Koher is neither human nor AI — it's both. I said what and why. Claude Code offered how. The division of labour — human handles judgement, AI handles synthesis — isn't just what the tools do. It's how they were made.

I couldn't have built this without AI. Claude Code couldn't have built it without me. It doesn't know what matters. It doesn't know when something is good enough. It doesn't know why a particular framing serves students better than another.

The architecture is autobiography.

What these tools are (and aren't)

Each tool encodes approximately 40% of what a teacher does — the pattern-based, repeatable portion. Surfacing what's clear, what's vague, what's missing. Being available at 2am when the deadline is tomorrow.

The other 60% requires human presence: reading context language cannot capture, knowing when to break the rules, responding to the individual. That's irreplaceable. Koher doesn't pretend otherwise.
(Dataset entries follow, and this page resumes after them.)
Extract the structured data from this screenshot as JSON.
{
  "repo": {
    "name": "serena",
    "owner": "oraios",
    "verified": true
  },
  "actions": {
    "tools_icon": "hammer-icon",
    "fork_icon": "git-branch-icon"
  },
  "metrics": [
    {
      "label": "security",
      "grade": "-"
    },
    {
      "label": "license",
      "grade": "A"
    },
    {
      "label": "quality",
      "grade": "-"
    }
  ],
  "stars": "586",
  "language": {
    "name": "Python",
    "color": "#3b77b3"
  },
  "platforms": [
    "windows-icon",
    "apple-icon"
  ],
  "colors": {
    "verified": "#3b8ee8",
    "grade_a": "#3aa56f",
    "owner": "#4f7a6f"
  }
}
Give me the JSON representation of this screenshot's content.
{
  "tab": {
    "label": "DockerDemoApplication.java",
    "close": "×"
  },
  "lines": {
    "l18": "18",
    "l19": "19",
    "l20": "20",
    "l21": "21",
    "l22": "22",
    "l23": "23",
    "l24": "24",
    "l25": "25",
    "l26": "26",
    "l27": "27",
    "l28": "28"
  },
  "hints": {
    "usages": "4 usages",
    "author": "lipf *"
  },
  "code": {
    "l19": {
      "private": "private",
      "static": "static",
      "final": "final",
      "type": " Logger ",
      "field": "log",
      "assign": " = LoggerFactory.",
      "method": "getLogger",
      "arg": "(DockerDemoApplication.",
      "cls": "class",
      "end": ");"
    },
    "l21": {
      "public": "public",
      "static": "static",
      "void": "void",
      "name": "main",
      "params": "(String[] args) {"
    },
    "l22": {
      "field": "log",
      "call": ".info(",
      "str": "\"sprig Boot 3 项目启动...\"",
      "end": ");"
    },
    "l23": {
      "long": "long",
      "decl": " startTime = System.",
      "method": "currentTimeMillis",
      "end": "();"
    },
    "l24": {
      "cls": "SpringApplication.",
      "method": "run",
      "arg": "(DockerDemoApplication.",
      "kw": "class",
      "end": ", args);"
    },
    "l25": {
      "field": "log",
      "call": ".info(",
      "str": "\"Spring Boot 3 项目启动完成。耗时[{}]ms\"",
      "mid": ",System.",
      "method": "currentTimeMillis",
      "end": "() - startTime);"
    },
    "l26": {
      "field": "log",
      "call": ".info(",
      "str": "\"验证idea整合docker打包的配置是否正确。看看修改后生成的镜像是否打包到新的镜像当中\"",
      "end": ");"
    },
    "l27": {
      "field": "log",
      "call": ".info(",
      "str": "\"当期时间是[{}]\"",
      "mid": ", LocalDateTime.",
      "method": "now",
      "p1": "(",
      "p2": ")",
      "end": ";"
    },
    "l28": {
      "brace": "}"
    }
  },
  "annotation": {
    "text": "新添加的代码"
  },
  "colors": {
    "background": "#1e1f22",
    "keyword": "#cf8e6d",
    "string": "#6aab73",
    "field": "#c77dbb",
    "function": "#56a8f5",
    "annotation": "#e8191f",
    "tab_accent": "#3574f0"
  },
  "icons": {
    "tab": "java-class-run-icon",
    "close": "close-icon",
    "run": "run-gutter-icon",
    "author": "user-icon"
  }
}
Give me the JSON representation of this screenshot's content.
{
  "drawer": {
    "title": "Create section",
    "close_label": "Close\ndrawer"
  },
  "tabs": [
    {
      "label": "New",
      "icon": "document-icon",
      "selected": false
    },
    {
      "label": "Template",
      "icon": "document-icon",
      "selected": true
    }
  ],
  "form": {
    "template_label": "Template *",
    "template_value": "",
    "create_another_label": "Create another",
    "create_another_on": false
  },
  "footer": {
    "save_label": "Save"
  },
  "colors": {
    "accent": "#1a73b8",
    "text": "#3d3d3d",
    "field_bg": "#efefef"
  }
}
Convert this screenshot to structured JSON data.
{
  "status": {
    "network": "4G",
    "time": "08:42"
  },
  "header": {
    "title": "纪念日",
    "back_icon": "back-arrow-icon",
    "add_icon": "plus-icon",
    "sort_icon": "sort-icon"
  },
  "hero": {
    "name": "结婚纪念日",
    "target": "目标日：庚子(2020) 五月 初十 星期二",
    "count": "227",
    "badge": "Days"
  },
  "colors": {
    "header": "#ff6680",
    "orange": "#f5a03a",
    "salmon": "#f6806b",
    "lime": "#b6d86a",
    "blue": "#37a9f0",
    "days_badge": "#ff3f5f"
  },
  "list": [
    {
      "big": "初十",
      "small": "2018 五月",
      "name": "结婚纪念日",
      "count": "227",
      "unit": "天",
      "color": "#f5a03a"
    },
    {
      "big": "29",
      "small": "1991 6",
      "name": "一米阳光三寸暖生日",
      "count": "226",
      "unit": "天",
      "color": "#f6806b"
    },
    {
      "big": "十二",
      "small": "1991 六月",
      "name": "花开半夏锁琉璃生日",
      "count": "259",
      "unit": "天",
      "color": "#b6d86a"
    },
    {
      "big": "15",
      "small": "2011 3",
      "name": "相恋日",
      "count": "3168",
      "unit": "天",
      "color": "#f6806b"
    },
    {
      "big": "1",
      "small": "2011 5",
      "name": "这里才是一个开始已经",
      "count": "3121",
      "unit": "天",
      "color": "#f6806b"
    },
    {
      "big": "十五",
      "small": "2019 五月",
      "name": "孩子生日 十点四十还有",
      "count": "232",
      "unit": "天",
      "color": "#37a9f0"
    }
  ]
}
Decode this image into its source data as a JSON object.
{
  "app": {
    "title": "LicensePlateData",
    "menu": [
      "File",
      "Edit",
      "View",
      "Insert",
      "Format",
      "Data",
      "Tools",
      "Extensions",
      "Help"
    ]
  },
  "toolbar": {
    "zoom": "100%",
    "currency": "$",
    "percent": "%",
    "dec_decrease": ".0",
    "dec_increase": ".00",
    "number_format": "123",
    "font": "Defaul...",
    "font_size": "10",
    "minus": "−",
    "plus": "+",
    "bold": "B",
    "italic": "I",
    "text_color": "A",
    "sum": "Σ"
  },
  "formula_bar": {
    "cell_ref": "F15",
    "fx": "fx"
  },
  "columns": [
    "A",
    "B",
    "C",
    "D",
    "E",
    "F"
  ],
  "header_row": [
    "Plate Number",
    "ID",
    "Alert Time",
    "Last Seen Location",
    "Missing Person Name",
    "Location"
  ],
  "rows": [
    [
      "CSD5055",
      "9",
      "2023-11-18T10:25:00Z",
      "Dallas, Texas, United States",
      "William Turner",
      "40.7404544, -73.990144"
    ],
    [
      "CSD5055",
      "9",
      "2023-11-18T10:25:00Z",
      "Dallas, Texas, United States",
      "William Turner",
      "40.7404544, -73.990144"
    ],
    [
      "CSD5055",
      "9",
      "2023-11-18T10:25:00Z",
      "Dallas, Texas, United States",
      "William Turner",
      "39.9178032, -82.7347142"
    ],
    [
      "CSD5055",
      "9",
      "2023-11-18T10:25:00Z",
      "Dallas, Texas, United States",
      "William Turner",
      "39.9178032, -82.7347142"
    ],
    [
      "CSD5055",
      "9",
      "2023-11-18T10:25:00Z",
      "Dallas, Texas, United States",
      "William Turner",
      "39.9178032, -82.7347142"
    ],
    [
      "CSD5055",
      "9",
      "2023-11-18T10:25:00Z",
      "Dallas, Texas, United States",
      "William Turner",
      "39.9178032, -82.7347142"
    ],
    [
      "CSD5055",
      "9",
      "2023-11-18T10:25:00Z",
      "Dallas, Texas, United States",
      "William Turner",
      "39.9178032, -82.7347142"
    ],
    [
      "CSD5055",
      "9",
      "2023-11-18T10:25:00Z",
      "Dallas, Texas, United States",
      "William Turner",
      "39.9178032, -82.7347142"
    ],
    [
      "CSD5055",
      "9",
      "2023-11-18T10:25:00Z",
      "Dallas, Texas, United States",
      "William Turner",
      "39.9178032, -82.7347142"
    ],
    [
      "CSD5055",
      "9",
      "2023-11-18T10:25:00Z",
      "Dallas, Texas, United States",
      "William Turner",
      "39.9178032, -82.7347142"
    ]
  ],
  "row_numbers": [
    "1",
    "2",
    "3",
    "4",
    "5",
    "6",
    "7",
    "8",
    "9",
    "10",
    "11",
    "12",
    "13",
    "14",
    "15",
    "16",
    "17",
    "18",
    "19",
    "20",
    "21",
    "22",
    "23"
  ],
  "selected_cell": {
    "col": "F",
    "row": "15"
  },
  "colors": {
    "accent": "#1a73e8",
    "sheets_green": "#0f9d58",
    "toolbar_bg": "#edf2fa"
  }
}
Stories matter as much as donations

Koher seeks money too — grants, patrons, institutional support. Running the tools costs real rupees, and the practice needs a funding base. But money alone isn't enough. What Koher also seeks, and what is harder to come by, is interesting use-cases and stories.

A student using Coherence Diagnostic to sharpen a grant proposal. An educator running Play Shape Diagnostic with game design students who've never heard of "experiential qualities." An advocate who stumbles on a tool and finds it says something useful about their campaign brief.